Tailoring services to the patient’s needs can include understanding the patterns of illness in their ethnic group. Recognizing the difference in COVID-19 mortality, Māori or Pacific peoples can get antiviral drugs for COVID-19 at a younger age than non-Māori or non-Pacific peoples (asamonitor.pub/3tm52yg). Similarly, preoperative screening tests such as EKGs are done at a younger age for Māori, given their earlier age of onset and greater prevalence of ischemic heart disease. Tailoring health care to the patient’s culture has also involved working with community groups on initiatives such as influenza and MMR vaccination campaigns, community responses to COVID-19, and strong partnerships between Iwi (tribes) and local health providers. In some public hospitals, Māori and Pacific health navigators are available to support patients through complex perioperative pathways.

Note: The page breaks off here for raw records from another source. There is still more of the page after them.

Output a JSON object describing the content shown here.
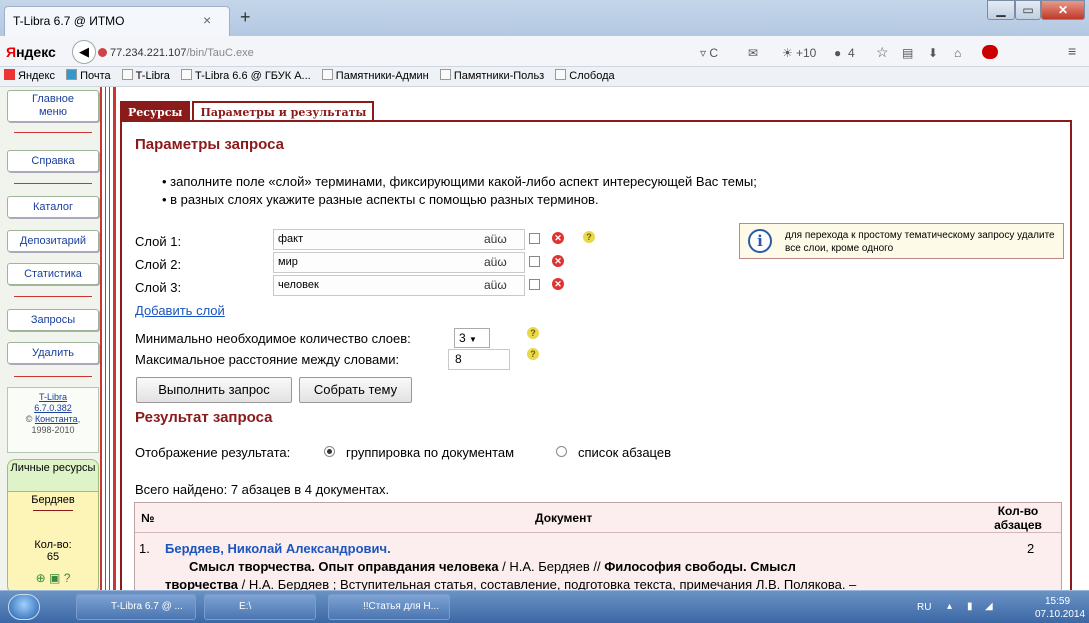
{
  "browser": {
    "tab_title": "T-Libra 6.7 @ ИТМО",
    "tab_close": "×",
    "new_tab": "+",
    "logo_prefix": "Я",
    "logo_text": "ндекс",
    "url_host": "77.234.221.107",
    "url_path": "/bin/TauC.exe",
    "weather": "+10",
    "notif_count": "4",
    "reload": "▿ C",
    "bookmarks": [
      "Яндекс",
      "Почта",
      "T-Libra",
      "T-Libra 6.6 @ ГБУК А...",
      "Памятники-Админ",
      "Памятники-Польз",
      "Слобода"
    ]
  },
  "sidebar": {
    "items": [
      {
        "label": "Главное\nменю"
      },
      {
        "label": "Справка"
      },
      {
        "label": "Каталог"
      },
      {
        "label": "Депозитарий"
      },
      {
        "label": "Статистика"
      },
      {
        "label": "Запросы"
      },
      {
        "label": "Удалить"
      }
    ],
    "info_product": "T-Libra",
    "info_version": "6.7.0.382",
    "info_copy": "©",
    "info_company": "Константа",
    "info_years": "1998-2010",
    "lr_title": "Личные ресурсы",
    "lr_item": "Бердяев",
    "lr_count_label": "Кол-во:",
    "lr_count": "65"
  },
  "tabs": {
    "resources": "Ресурсы",
    "params": "Параметры и результаты"
  },
  "query": {
    "title": "Параметры запроса",
    "bullet1": "• заполните поле «слой» терминами, фиксирующими какой-либо аспект интересующей Вас темы;",
    "bullet2": "• в разных слоях укажите разные аспекты с помощью разных терминов.",
    "layers": [
      {
        "label": "Слой 1:",
        "value": "факт"
      },
      {
        "label": "Слой 2:",
        "value": "мир"
      },
      {
        "label": "Слой 3:",
        "value": "человек"
      }
    ],
    "kbd_label": "aüω",
    "add_layer": "Добавить слой",
    "hint": "для перехода к простому тематическому запросу удалите все слои, кроме одного",
    "min_layers_label": "Минимально необходимое количество слоев:",
    "min_layers_value": "3",
    "max_dist_label": "Максимальное расстояние между словами:",
    "max_dist_value": "8",
    "run_button": "Выполнить запрос",
    "collect_button": "Собрать тему"
  },
  "result": {
    "title": "Результат запроса",
    "display_label": "Отображение результата:",
    "opt_group": "группировка по документам",
    "opt_list": "список абзацев",
    "total": "Всего найдено: 7 абзацев в 4 документах.",
    "columns": {
      "num": "№",
      "doc": "Документ",
      "count": "Кол-во абзацев"
    },
    "rows": [
      {
        "num": "1.",
        "author": "Бердяев, Николай Александрович.",
        "count": "2",
        "line1_b1": "Смысл творчества. Опыт оправдания человека",
        "line1_t1": " / Н.А. Бердяев // ",
        "line1_b2": "Философия свободы. Смысл",
        "line2_b1": "творчества",
        "line2_t1": " / Н.А. Бердяев ; Вступительная статья, составление, подготовка текста, примечания Л.В. Полякова. –"
      }
    ]
  },
  "taskbar": {
    "items": [
      "T-Libra 6.7 @ ...",
      "E:\\",
      "!!Статья для Н..."
    ],
    "lang": "RU",
    "time": "15:59",
    "date": "07.10.2014"
  }
}
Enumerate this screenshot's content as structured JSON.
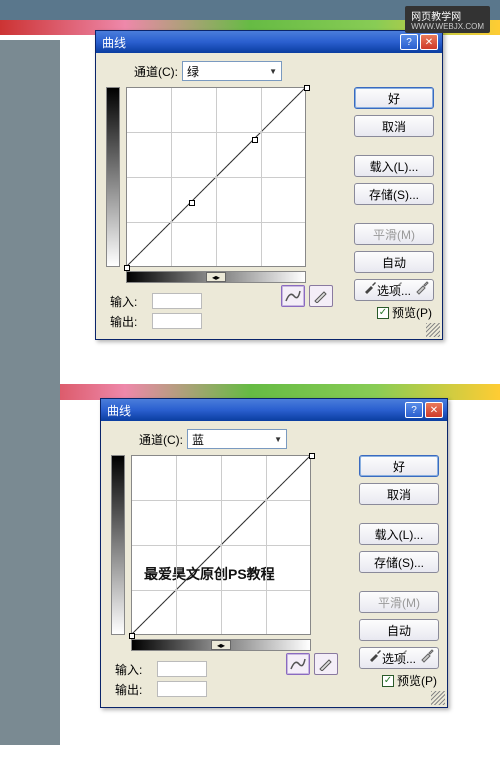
{
  "watermark": {
    "main": "网页教学网",
    "sub": "WWW.WEBJX.COM"
  },
  "dialogs": [
    {
      "title": "曲线",
      "channel_label": "通道(C):",
      "channel_value": "绿",
      "input_label": "输入:",
      "output_label": "输出:",
      "buttons": {
        "ok": "好",
        "cancel": "取消",
        "load": "载入(L)...",
        "save": "存储(S)...",
        "smooth": "平滑(M)",
        "auto": "自动",
        "options": "选项..."
      },
      "preview_label": "预览(P)",
      "preview_checked": true
    },
    {
      "title": "曲线",
      "channel_label": "通道(C):",
      "channel_value": "蓝",
      "input_label": "输入:",
      "output_label": "输出:",
      "buttons": {
        "ok": "好",
        "cancel": "取消",
        "load": "载入(L)...",
        "save": "存储(S)...",
        "smooth": "平滑(M)",
        "auto": "自动",
        "options": "选项..."
      },
      "preview_label": "预览(P)",
      "preview_checked": true,
      "overlay": "最爱昊文原创PS教程"
    }
  ]
}
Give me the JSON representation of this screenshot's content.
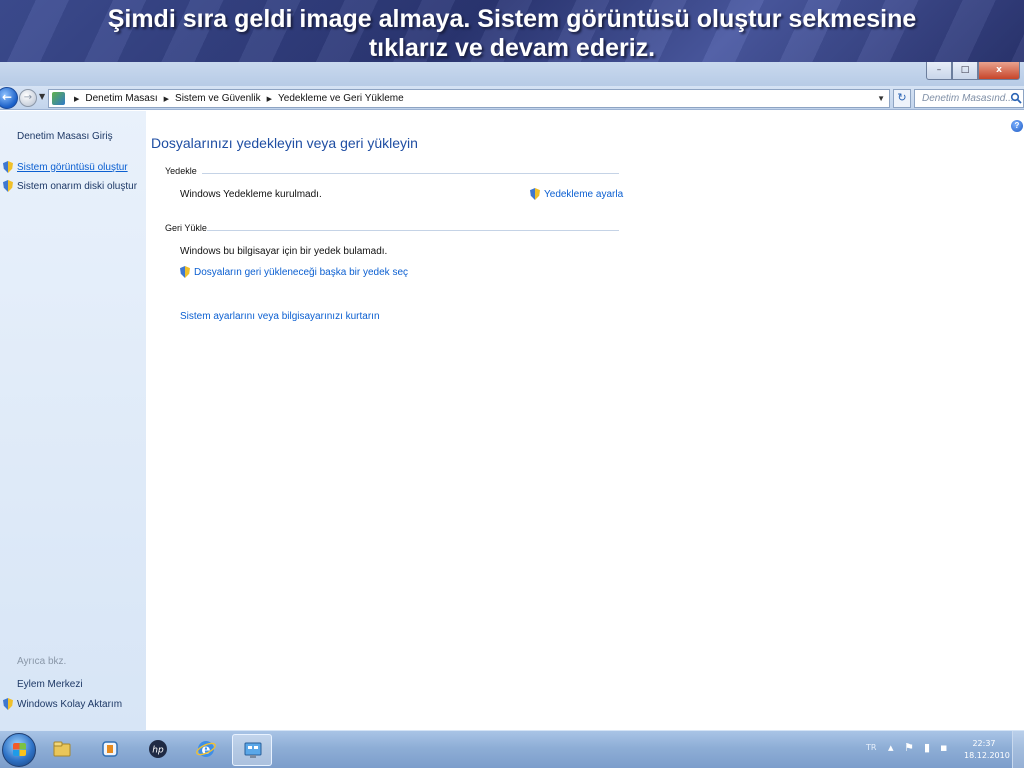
{
  "slide": {
    "title_line1": "Şimdi sıra geldi image almaya. Sistem görüntüsü oluştur sekmesine",
    "title_line2": "tıklarız ve devam ederiz."
  },
  "window": {
    "controls": {
      "minimize": "–",
      "maximize": "□",
      "close": "x"
    }
  },
  "address": {
    "breadcrumbs": [
      "Denetim Masası",
      "Sistem ve Güvenlik",
      "Yedekleme ve Geri Yükleme"
    ],
    "search_placeholder": "Denetim Masasınd..."
  },
  "sidebar": {
    "home": "Denetim Masası Giriş",
    "items": [
      {
        "label": "Sistem görüntüsü oluştur",
        "icon": "shield-icon",
        "active": true
      },
      {
        "label": "Sistem onarım diski oluştur",
        "icon": "shield-icon",
        "active": false
      }
    ],
    "see_also_label": "Ayrıca bkz.",
    "see_also": [
      {
        "label": "Eylem Merkezi"
      },
      {
        "label": "Windows Kolay Aktarım",
        "icon": "shield-icon"
      }
    ]
  },
  "main": {
    "title": "Dosyalarınızı yedekleyin veya geri yükleyin",
    "backup": {
      "header": "Yedekle",
      "status": "Windows Yedekleme kurulmadı.",
      "setup_link": "Yedekleme ayarla"
    },
    "restore": {
      "header": "Geri Yükle",
      "status": "Windows bu bilgisayar için bir yedek bulamadı.",
      "select_link": "Dosyaların geri yükleneceği başka bir yedek seç"
    },
    "recover_link": "Sistem ayarlarını veya bilgisayarınızı kurtarın"
  },
  "taskbar": {
    "pinned": [
      "explorer-icon",
      "media-player-icon",
      "hp-icon",
      "internet-explorer-icon",
      "control-panel-icon"
    ],
    "tray": {
      "language": "TR",
      "time": "22:37",
      "date": "18.12.2010"
    }
  },
  "colors": {
    "banner": "#2d3a78",
    "link": "#0b5fd1",
    "title": "#1f4ea3",
    "sidebar": "#e2ecf8",
    "taskbar": "#8eaed6"
  }
}
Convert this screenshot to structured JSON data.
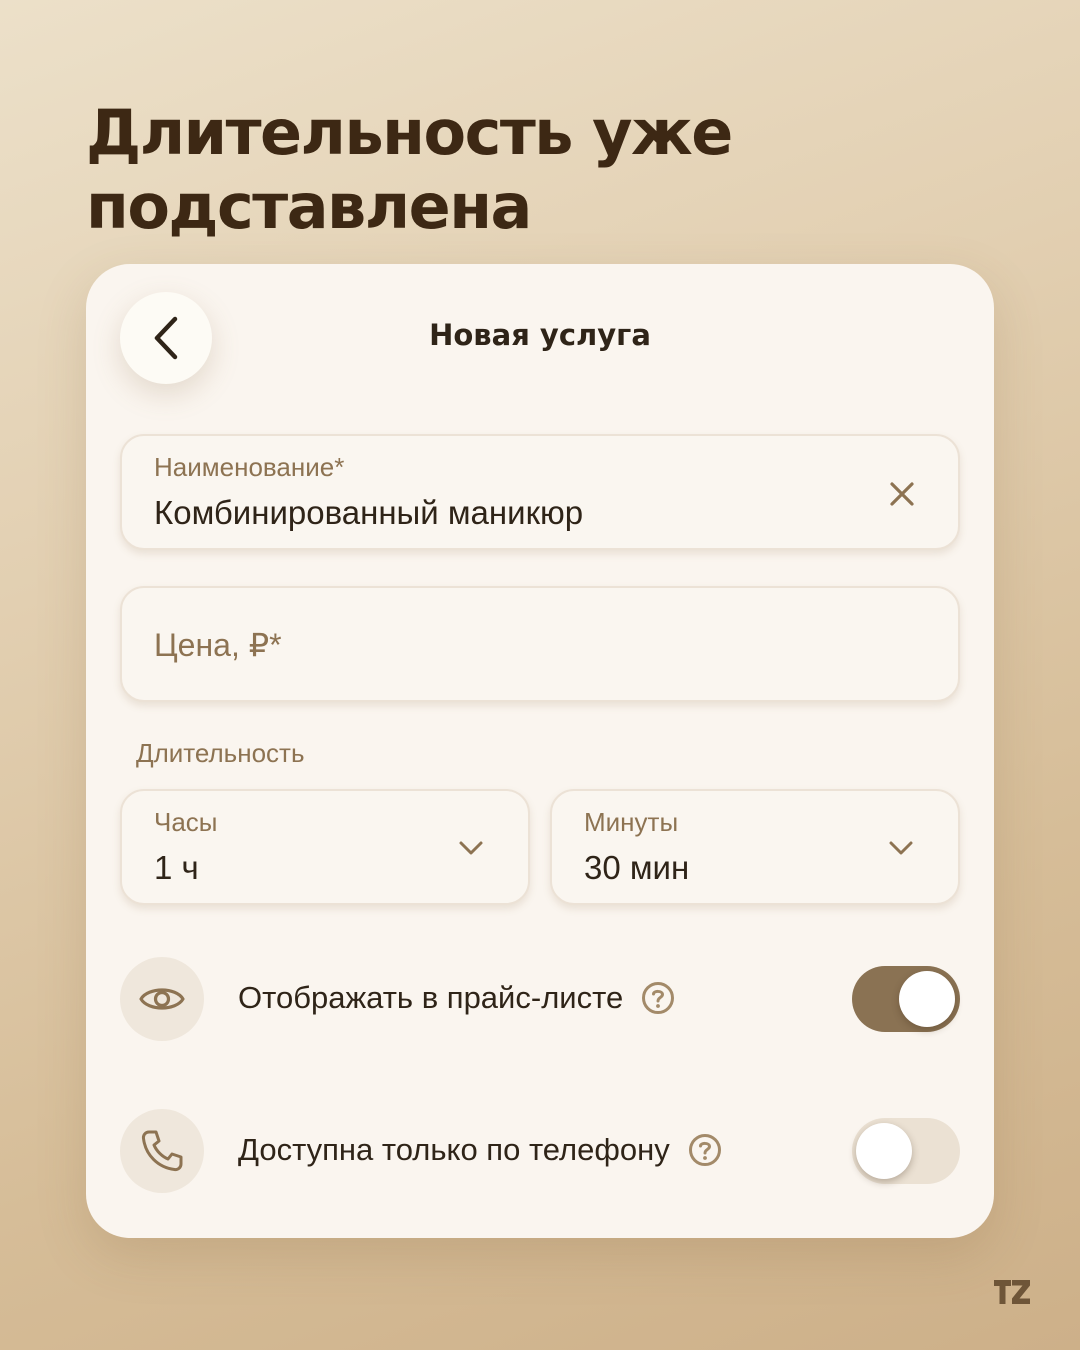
{
  "headline": {
    "line1": "Длительность уже",
    "line2": "подставлена"
  },
  "card": {
    "title": "Новая услуга",
    "back_icon": "chevron-left-icon"
  },
  "form": {
    "name_field": {
      "label": "Наименование*",
      "value": "Комбинированный маникюр",
      "clear_icon": "close-icon"
    },
    "price_field": {
      "placeholder": "Цена, ₽*"
    },
    "duration": {
      "label": "Длительность",
      "hours": {
        "label": "Часы",
        "value": "1 ч",
        "icon": "chevron-down-icon"
      },
      "minutes": {
        "label": "Минуты",
        "value": "30 мин",
        "icon": "chevron-down-icon"
      }
    }
  },
  "settings": [
    {
      "icon": "eye-icon",
      "label": "Отображать в прайс-листе",
      "help_icon": "help-circle-icon",
      "enabled": true
    },
    {
      "icon": "phone-icon",
      "label": "Доступна только по телефону",
      "help_icon": "help-circle-icon",
      "enabled": false
    }
  ],
  "colors": {
    "toggle_on": "#8a7253",
    "toggle_off": "#ebe1d3",
    "accent_text": "#8d7352",
    "headline": "#3d2814"
  },
  "brand": {
    "logo_text": "TZ"
  }
}
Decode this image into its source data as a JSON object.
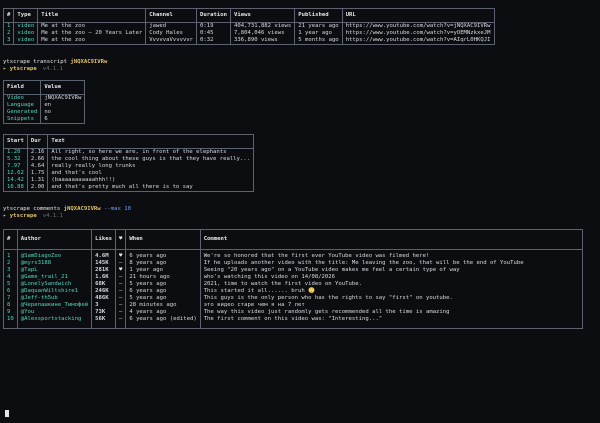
{
  "videos_table": {
    "headers": [
      "#",
      "Type",
      "Title",
      "Channel",
      "Duration",
      "Views",
      "Published",
      "URL"
    ],
    "rows": [
      [
        "1",
        "video",
        "Me at the zoo",
        "jawed",
        "0:19",
        "404,731,882 views",
        "21 years ago",
        "https://www.youtube.com/watch?v=jNQXAC9IVRw"
      ],
      [
        "2",
        "video",
        "Me at the zoo — 20 Years Later",
        "Cody Hales",
        "0:45",
        "7,804,046 views",
        "1 year ago",
        "https://www.youtube.com/watch?v=yOEMNzkxeJM"
      ],
      [
        "3",
        "video",
        "Me at the zoo",
        "VvvvvaVvvvvvr",
        "0:32",
        "336,890 views",
        "5 months ago",
        "https://www.youtube.com/watch?v=AIqrL0HKQJI"
      ]
    ]
  },
  "cmd1": {
    "prefix": "ytscrape transcript ",
    "arg": "jNQXAC9IVRw",
    "arrow": "▸",
    "app": "ytscrape",
    "version": "v4.1.1"
  },
  "field_table": {
    "headers": [
      "Field",
      "Value"
    ],
    "rows": [
      [
        "Video",
        "jNQXAC9IVRw"
      ],
      [
        "Language",
        "en"
      ],
      [
        "Generated",
        "no"
      ],
      [
        "Snippets",
        "6"
      ]
    ]
  },
  "transcript_table": {
    "headers": [
      "Start",
      "Dur",
      "Text"
    ],
    "rows": [
      [
        "1.20",
        "2.16",
        "All right, so here we are, in front of the elephants"
      ],
      [
        "5.32",
        "2.66",
        "the cool thing about these guys is that they have really..."
      ],
      [
        "7.97",
        "4.64",
        "really really long trunks"
      ],
      [
        "12.62",
        "1.75",
        "and that's cool"
      ],
      [
        "14.42",
        "1.31",
        "(baaaaaaaaaaahhh!!)"
      ],
      [
        "16.88",
        "2.00",
        "and that's pretty much all there is to say"
      ]
    ]
  },
  "cmd2": {
    "prefix": "ytscrape comments ",
    "arg": "jNQXAC9IVRw",
    "flag": " --max 10",
    "arrow": "▸",
    "app": "ytscrape",
    "version": "v4.1.1"
  },
  "comments_table": {
    "headers": [
      "#",
      "Author",
      "Likes",
      "♥",
      "When",
      "Comment"
    ],
    "rows": [
      [
        "1",
        "@SamDiagoZoo",
        "4.6M",
        "♥",
        "6 years ago",
        "We're so honored that the first ever YouTube video was filmed here!"
      ],
      [
        "2",
        "@myrs3188",
        "145K",
        "–",
        "8 years ago",
        "If he uploads another video with the title: Me leaving the zoo, that will be the end of YouTube"
      ],
      [
        "3",
        "@TapL",
        "281K",
        "♥",
        "1 year ago",
        "Seeing \"20 years ago\" on a YouTube video makes me feel a certain type of way"
      ],
      [
        "4",
        "@Game_trail_21",
        "1.6K",
        "–",
        "21 hours ago",
        "who's watching this video on 14/08/2026"
      ],
      [
        "5",
        "@LonelySandwich",
        "68K",
        "–",
        "5 years ago",
        "2021, time to watch the first video on YouTube."
      ],
      [
        "6",
        "@DaquanWiltshire1",
        "246K",
        "–",
        "6 years ago",
        "This started it all...... bruh 😳"
      ],
      [
        "7",
        "@Jeff-th5ub",
        "486K",
        "–",
        "5 years ago",
        "This guys is the only person who has the rights to say \"first\" on youtube."
      ],
      [
        "8",
        "@Черепашкине_Тимофей",
        "3",
        "–",
        "28 minutes ago",
        "это видео старе чем я на 7 лет"
      ],
      [
        "9",
        "@You",
        "73K",
        "–",
        "4 years ago",
        "The way this video just randomly gets recommended all the time is amazing"
      ],
      [
        "10",
        "@Alexsportstacking",
        "56K",
        "–",
        "6 years ago (edited)",
        "The first comment on this video was: \"Interesting...\""
      ]
    ]
  }
}
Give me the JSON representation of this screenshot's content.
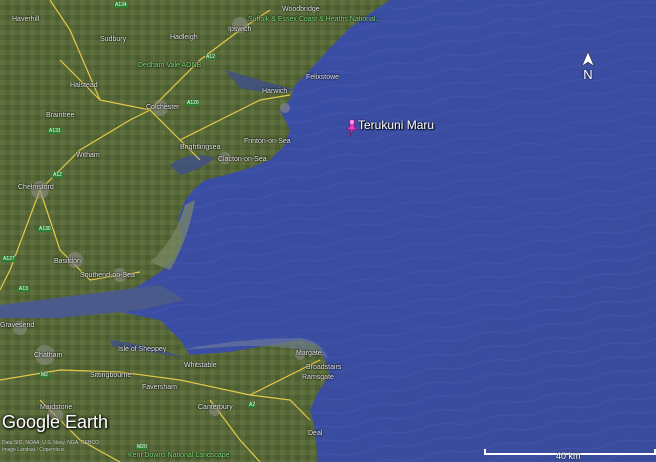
{
  "marker": {
    "label": "Terukuni Maru"
  },
  "compass": {
    "label": "N"
  },
  "branding": {
    "logo": "Google Earth"
  },
  "credits": {
    "line1": "Data SIO, NOAA, U.S. Navy, NGA, GEBCO",
    "line2": "Image Landsat / Copernicus"
  },
  "scale": {
    "label": "40 km"
  },
  "places": {
    "haverhill": "Haverhill",
    "sudbury": "Sudbury",
    "hadleigh": "Hadleigh",
    "ipswich": "Ipswich",
    "woodbridge": "Woodbridge",
    "suffolk_coast": "Suffolk & Essex Coast & Heaths National...",
    "dedham": "Dedham Vale AONB",
    "halstead": "Halstead",
    "felixstowe": "Felixstowe",
    "harwich": "Harwich",
    "colchester": "Colchester",
    "braintree": "Braintree",
    "frinton": "Frinton-on-Sea",
    "brightlingsea": "Brightlingsea",
    "clacton": "Clacton-on-Sea",
    "witham": "Witham",
    "chelmsford": "Chelmsford",
    "basildon": "Basildon",
    "southend": "Southend-on-Sea",
    "gravesend": "Gravesend",
    "sheppey": "Isle of Sheppey",
    "chatham": "Chatham",
    "margate": "Margate",
    "whitstable": "Whitstable",
    "broadstairs": "Broadstairs",
    "ramsgate": "Ramsgate",
    "sittingbourne": "Sittingbourne",
    "faversham": "Faversham",
    "maidstone": "Maidstone",
    "canterbury": "Canterbury",
    "deal": "Deal",
    "kent_downs": "Kent Downs National Landscape"
  },
  "roads": {
    "a134": "A134",
    "a12": "A12",
    "a120": "A120",
    "a131": "A131",
    "a130": "A130",
    "a127": "A127",
    "a13": "A13",
    "m2": "M2",
    "m20": "M20",
    "a2": "A2"
  },
  "colors": {
    "sea": "#3d52a8",
    "land": "#5a6b3c",
    "roads": "#f2d44a",
    "pin": "#e040c8"
  }
}
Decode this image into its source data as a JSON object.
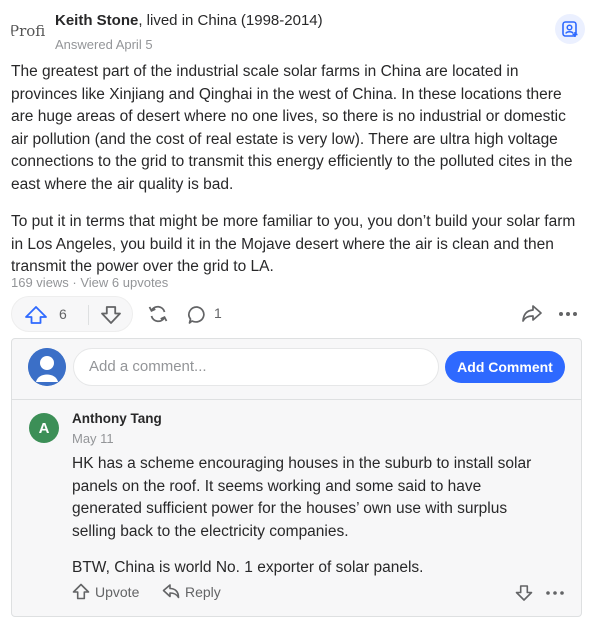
{
  "answer": {
    "avatar_alt": "Profi",
    "author_name": "Keith Stone",
    "author_credential": ", lived in China (1998-2014)",
    "answered_date": "Answered April 5",
    "paragraphs": [
      "The greatest part of the industrial scale solar farms in China are located in provinces like Xinjiang and Qinghai in the west of China. In these locations there are huge areas of desert where no one lives, so there is no industrial or domestic air pollution (and the cost of real estate is very low). There are ultra high voltage connections to the grid to transmit this energy efficiently to the polluted cites in the east where the air quality is bad.",
      "To put it in terms that might be more familiar to you, you don’t build your solar farm in Los Angeles, you build it in the Mojave desert where the air is clean and then transmit the power over the grid to LA."
    ],
    "meta": "169 views · View 6 upvotes"
  },
  "actions": {
    "upvote_count": "6",
    "comment_count": "1"
  },
  "composer": {
    "placeholder": "Add a comment...",
    "button_label": "Add Comment"
  },
  "comment": {
    "avatar_letter": "A",
    "author": "Anthony Tang",
    "date": "May 11",
    "paragraphs": [
      "HK has a scheme encouraging houses in the suburb to install solar panels on the roof. It seems working and some said to have generated sufficient power for the houses’ own use with surplus selling back to the electricity companies.",
      "BTW, China is world No. 1 exporter of solar panels."
    ],
    "upvote_label": "Upvote",
    "reply_label": "Reply"
  },
  "colors": {
    "accent": "#2e69ff",
    "text": "#282829",
    "muted": "#939598",
    "comment_avatar": "#3c8f57"
  }
}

Te Aka Whai Ora, the Māori Health Authority, has recently been established to enable a more coordinated response for Māori; however, NZ is about to have a general election after this is written, but before it will be read, with Te Aka Whai Ora’s establishment a contested topic (asamonitor.pub/46EBeuW).
Mitigating the effect of poverty on health outcomes is multifactorial, with many influences such as housing being outside health care. Ensuring unfair demands are not placed on those with limited financial means, such as multiple attendances at clinics, is a “work in progress.”
The establishment of one unified health authority for all of NZ (Te Whatu Ora Health New Zealand) aims to deliver consistent health care across the nation and minimize the risks of “post code lottery” (asamonitor.pub/46gnDKt). However, as it’s been very recently established, NZ is still awaiting the results of this significant restructuring of our publicly provided health care.
NZ has embarked on a pathway to minimize inequities in health care and improve care for all. While we still have a long way to go, we have at least started. If we succeed, then we hope that future Mr. Xs will not face the same disparities.